While they were actually on the train they still drew stares, as Hagrid took up two seats and begun working on a knitting project that appeared to be some sort of large tent.
"Still got yer letter, 'Arry? Good... there should be a list with it, of everythin' yeh'll need."
So there was. The list of books was amusing, when taken in context with the names of the people who wrote them. Some of the items required were rather outlandish.
"They... sell all this in London, do they?"
"Sure they do... If yeh know where te look for it. Jes' through here now..."
Hagrid's vice-like grip on his shoulder led him quickly into a dingy little pub that he hadn't noticed on first glance over the street, and through a morass of interesting(3) people to the back door and a small alleyway where Hagrid pointed his umbrella at a wall, counting out bricks. Two up and three across. And then the wall opened.

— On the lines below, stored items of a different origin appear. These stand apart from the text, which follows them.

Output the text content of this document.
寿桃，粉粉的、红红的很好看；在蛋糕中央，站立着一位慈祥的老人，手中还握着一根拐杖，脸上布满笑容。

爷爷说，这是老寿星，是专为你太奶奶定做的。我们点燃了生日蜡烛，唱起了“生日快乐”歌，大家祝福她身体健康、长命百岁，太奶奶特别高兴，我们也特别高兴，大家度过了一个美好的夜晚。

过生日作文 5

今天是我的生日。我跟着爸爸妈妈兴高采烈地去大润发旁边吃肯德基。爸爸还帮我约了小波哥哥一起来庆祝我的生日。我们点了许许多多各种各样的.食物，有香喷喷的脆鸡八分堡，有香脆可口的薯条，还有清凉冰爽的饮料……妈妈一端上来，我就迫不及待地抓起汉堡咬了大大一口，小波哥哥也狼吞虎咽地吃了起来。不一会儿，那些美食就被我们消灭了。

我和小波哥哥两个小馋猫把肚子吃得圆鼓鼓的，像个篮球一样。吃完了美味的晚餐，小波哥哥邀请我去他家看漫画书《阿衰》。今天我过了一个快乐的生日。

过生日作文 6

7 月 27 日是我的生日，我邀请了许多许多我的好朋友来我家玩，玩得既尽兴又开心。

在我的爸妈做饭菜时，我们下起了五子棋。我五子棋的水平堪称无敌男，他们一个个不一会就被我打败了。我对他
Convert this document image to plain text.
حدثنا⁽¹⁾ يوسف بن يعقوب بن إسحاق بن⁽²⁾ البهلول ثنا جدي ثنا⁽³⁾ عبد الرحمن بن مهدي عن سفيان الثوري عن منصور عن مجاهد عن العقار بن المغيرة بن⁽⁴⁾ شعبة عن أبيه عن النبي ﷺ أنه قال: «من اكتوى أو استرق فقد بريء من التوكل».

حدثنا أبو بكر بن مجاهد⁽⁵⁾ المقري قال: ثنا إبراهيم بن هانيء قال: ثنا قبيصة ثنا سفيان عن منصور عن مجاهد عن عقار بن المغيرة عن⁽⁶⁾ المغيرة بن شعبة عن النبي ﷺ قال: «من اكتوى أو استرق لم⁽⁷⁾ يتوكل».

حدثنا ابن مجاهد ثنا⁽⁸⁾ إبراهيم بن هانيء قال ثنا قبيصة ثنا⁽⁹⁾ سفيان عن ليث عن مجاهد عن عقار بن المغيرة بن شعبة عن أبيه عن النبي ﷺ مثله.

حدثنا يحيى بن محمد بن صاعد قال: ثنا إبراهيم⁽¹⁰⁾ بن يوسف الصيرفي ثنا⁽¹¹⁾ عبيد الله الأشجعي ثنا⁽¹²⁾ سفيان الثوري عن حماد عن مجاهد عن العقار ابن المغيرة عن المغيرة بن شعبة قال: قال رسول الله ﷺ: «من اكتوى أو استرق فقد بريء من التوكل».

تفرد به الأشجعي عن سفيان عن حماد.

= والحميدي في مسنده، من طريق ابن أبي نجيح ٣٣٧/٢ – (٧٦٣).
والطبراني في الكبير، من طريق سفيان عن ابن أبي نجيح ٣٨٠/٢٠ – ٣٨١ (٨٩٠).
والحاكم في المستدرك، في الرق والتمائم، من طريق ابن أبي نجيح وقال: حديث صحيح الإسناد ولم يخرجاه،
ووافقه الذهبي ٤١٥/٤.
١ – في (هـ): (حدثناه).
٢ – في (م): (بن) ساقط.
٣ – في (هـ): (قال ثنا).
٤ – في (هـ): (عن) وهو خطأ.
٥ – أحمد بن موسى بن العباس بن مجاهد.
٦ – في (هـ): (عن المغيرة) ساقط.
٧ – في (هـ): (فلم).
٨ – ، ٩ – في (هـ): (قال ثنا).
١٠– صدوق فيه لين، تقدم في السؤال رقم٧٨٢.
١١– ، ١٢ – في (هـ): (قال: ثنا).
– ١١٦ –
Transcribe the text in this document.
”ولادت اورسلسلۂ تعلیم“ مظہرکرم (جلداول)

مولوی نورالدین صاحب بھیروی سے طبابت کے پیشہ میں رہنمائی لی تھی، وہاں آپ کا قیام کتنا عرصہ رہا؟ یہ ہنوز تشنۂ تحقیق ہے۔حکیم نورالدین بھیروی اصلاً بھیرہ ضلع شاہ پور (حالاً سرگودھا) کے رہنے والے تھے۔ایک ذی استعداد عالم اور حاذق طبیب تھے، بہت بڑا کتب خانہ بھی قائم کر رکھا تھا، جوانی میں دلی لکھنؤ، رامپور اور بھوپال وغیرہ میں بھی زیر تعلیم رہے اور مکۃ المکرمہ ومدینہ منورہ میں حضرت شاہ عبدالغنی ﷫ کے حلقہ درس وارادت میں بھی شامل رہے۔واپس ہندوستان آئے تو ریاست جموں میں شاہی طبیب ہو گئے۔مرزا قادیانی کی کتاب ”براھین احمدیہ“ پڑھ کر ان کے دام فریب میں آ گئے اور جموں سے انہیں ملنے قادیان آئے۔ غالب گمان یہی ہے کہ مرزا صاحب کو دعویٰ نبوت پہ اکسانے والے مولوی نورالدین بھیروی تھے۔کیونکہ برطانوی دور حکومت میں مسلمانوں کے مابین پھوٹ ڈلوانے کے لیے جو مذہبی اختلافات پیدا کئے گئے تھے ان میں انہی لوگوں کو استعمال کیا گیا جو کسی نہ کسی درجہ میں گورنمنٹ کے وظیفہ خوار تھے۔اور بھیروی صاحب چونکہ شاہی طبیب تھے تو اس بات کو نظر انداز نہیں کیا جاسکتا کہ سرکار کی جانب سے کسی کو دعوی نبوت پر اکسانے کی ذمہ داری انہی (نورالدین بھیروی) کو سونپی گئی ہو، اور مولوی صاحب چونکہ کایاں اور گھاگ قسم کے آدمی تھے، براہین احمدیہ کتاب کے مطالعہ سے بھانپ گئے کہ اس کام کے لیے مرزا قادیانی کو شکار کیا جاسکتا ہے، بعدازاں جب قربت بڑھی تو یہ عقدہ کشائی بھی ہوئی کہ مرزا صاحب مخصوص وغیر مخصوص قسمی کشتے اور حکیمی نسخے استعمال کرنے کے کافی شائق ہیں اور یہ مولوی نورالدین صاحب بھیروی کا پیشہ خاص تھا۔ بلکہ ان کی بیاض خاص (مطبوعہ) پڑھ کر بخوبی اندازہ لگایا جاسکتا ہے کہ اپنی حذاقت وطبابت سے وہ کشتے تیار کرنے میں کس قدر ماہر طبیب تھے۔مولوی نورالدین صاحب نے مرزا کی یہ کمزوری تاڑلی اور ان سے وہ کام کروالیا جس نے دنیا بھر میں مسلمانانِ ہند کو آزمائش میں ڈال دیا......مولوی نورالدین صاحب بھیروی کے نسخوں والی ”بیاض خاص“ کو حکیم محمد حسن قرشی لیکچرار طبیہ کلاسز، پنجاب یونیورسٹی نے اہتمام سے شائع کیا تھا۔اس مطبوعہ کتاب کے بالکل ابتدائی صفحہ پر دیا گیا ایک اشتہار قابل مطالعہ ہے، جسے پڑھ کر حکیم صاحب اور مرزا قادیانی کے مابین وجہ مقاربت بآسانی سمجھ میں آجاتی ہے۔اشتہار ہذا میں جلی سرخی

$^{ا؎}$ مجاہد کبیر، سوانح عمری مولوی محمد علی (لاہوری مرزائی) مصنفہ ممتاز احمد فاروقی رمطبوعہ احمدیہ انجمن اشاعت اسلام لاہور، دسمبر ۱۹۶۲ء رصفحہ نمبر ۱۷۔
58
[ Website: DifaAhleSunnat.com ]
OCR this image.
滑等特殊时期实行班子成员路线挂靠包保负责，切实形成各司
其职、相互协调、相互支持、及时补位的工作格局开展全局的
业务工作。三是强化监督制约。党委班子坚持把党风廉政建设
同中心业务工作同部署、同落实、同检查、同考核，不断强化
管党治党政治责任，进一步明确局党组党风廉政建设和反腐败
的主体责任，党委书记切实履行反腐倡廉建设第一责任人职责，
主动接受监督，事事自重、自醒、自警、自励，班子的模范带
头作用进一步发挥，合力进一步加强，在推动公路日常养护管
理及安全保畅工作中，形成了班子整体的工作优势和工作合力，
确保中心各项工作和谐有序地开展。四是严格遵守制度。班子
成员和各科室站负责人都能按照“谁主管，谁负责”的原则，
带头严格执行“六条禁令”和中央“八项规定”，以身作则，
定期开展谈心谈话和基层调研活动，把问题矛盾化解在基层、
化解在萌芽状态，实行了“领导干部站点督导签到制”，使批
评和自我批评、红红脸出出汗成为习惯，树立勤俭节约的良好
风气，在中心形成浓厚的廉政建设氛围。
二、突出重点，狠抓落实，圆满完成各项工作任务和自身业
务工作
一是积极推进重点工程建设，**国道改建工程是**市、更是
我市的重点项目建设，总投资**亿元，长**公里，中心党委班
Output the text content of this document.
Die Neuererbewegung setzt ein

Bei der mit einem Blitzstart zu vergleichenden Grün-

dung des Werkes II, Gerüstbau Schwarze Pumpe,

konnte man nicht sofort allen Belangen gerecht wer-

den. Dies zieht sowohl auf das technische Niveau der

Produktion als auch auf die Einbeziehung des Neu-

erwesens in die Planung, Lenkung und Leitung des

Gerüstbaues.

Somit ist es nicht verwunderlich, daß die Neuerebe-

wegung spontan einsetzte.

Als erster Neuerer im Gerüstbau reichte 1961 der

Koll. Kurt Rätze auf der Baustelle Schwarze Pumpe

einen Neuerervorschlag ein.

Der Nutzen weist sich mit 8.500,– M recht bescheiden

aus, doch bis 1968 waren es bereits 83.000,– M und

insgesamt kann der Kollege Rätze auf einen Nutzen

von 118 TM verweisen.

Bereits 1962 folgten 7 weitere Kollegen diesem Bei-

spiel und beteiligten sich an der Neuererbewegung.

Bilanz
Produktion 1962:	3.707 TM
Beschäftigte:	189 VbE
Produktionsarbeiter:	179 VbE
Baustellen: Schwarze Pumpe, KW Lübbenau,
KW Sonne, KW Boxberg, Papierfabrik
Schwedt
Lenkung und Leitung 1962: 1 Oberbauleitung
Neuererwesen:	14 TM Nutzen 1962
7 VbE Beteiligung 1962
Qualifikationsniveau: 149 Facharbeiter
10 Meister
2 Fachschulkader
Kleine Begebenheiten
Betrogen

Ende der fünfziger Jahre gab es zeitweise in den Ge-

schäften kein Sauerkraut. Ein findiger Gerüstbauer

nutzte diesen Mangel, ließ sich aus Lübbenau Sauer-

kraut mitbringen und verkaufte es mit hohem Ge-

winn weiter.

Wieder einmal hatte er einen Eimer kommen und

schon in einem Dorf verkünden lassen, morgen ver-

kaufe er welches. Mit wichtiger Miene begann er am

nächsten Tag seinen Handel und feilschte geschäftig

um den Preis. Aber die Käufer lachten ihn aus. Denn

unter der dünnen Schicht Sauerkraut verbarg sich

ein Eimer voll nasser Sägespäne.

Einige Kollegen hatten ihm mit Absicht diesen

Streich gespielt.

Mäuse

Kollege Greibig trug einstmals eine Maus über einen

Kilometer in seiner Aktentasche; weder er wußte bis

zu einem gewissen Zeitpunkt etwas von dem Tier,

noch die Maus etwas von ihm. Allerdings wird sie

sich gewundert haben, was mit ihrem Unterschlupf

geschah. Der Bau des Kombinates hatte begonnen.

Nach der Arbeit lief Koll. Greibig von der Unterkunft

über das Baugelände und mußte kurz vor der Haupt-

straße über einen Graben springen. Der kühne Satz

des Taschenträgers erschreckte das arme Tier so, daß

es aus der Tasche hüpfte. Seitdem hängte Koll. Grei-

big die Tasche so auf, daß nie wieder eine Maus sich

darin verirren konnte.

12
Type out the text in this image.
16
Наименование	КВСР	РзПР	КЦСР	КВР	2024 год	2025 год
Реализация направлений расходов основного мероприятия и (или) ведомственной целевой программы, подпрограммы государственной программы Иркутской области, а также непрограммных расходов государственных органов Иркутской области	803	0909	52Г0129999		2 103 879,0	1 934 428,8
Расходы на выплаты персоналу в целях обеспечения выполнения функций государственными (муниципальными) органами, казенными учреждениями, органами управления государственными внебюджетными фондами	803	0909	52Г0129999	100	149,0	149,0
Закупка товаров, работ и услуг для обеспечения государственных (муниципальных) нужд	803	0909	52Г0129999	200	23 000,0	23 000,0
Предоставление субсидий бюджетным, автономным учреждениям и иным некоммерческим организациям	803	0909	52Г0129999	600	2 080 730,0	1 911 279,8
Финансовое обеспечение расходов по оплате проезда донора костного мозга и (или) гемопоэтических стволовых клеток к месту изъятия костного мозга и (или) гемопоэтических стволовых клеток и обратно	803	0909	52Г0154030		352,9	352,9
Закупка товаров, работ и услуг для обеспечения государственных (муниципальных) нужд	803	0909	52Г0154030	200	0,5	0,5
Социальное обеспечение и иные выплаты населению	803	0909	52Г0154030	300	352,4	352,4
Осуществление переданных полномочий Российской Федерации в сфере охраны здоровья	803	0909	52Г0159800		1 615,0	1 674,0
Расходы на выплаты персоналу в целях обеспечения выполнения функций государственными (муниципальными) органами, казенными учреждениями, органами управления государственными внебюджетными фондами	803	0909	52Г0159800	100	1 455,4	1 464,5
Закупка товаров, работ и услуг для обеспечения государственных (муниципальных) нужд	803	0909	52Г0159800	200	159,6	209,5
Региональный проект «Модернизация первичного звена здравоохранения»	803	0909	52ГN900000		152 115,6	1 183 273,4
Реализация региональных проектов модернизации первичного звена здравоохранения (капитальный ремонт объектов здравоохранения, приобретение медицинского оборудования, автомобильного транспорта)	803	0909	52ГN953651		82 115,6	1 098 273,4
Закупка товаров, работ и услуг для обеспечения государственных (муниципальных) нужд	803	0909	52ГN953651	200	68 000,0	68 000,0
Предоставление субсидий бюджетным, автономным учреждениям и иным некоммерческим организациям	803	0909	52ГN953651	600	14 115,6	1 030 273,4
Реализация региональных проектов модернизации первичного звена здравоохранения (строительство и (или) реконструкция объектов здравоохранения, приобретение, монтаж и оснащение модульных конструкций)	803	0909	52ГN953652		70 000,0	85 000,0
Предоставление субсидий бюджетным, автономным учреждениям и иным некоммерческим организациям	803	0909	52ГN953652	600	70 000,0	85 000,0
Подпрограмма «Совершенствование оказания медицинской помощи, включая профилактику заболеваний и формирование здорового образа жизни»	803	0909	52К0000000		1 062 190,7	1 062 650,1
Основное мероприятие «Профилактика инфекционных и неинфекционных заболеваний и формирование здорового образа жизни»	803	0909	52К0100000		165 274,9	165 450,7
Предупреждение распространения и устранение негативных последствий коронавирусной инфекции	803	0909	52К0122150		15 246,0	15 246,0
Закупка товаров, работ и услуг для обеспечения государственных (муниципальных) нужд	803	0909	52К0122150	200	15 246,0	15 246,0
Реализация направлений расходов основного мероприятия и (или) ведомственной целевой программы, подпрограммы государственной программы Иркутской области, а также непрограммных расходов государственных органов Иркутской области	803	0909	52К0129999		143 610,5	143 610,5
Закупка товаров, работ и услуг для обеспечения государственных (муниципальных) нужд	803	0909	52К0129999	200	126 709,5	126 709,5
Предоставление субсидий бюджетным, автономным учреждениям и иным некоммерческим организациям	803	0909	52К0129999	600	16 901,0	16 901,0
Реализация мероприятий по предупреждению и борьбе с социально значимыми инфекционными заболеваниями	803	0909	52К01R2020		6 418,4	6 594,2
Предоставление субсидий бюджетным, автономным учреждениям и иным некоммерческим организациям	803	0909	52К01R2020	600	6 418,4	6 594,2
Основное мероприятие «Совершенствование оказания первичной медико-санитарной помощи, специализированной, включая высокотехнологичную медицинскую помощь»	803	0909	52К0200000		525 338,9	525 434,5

"'Ere we are, 'Arry... Diagon Alley."
Harry took a long, curious look around and was impressed. It was like he was in a renaissance fair. A really accurate one, where they hired people to put on makeup to give the appearance of grievous illness or to deliberately smear muck and slime through their hair and all over their skin to give the appearance of the dregs of poverty... and brought animals through for the specific reason of having them leave shit on the cobbles at random intervals.
So in short, he wasn't really impressed at all.
(1) Actually, Harry decided he looked better this way.
(2) Feel free to assign whatever measure of doubt or curiosity to this statement that you prefer. In truth, it was a hefty measure of both. Hagrid, after all, did not appear at first glance to be the most aerodynamic shape around.
(3) 'Interesting' in this case directly translates to 'odd'. There was a man with a rack of antlers, ten points at least, a woman with three eyes, and an ancient crone who used neither her hands nor cutlery to eat her meal but instead used her three foot long, prehensile tongue. And that's just what Harry caught in his first glance.
Someone suggested that I write a Discworld crossover and that's what this started as. But once again, somewhere after the first couple of sentences, my brain disengaged and my hands started typing on their own. I awoke six hours later with this all neatly typed out and my computer belching out a cloud of foul-smelling green smoke and leering at me. Except that it wasn't and what I just typed is bullshit. Whatever.
Anyway, Harry is pretty much a blend of certain Disc characters. Really heavy on Rincewind, as you can probably tell, but with a good bit of Vetinari and Moist von Lipwig thrown into the mix. Which you probably can't tell.
And the whole thing where the world is trying to correct the fact that Harry is supposed to be dead? I really don't know where that came from. I just knew that I needed something to mold Harry's personality properly in his formative years, and this is what I got.
One more thing... I fully intend to involve the Luggage, or a reasonable fascimile thereof, and a golem or two in this somewhere. Just a little heads-up.